By contrast, in the advice memoranda, the AGC found that language in the Mimi’s Café handbook (i.e. “No representative of the Company has authority to enter into any agreement contrary to the foregoing ‘employment at will’ relationship”) was lawful because it did not restrict Section 7 activity, was not promulgated in response to union activity, and could not be reasonably interpreted to restrict Section 7 rights to engage in concerted attempts to change at-will status. The AGC found that the provision simply highlighted the employer’s policy that its own representatives were not authorized to modify an employee’s at-will status.

The AGC found that language in the Rocha Transportation handbook and in its employee acknowledgment form was lawful for the same reasons.
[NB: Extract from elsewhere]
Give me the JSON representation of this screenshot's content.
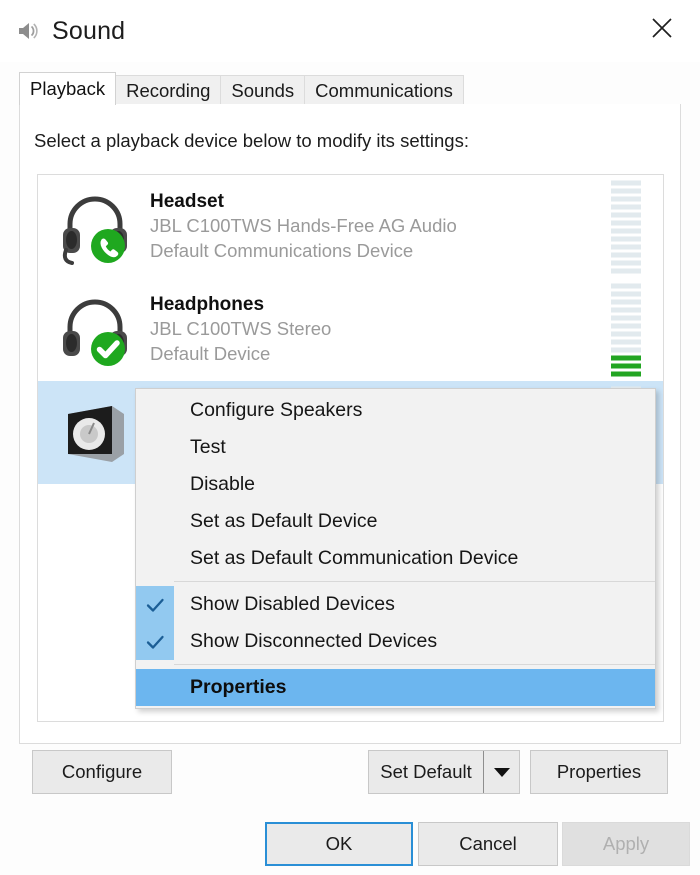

The Rocha handbook stated: “No manager, supervisor, or employee of Rocha Transportation has any authority to enter into an agreement for employment for any specified period of time or to make an agreement for employment other than at-will. Only the president of the Company has the authority to make any such agreement and then only in writing.” The employee acknowledgement form noted that “Nothing in the Employee Handbook creates or is intended to create a promise, contract, or representation of continued employment.”

The AGC further noted that the handbook explicitly permitted the employer’s president to enter into written employment agreements that would modify the employment at-will relationship, and thus encompassed the possibility of a potential modification of the at-will relationship through a collective bargaining agreement ratified by the president.

The AGC noted that law on at-will employment disclaimers remains unsettled, and asked regional offices to send cases involving employer handbook at-will provisions to the Board’s Division of Advice.

Attorneys in Ballard Spahr’s Labor and Employment Group regularly assist employers in drafting employment policies and employee handbooks. Employers using or considering the use of at-will employment disclaimers should take note of the lawful provisions and the AGC’s reasoning addressed in the memoranda.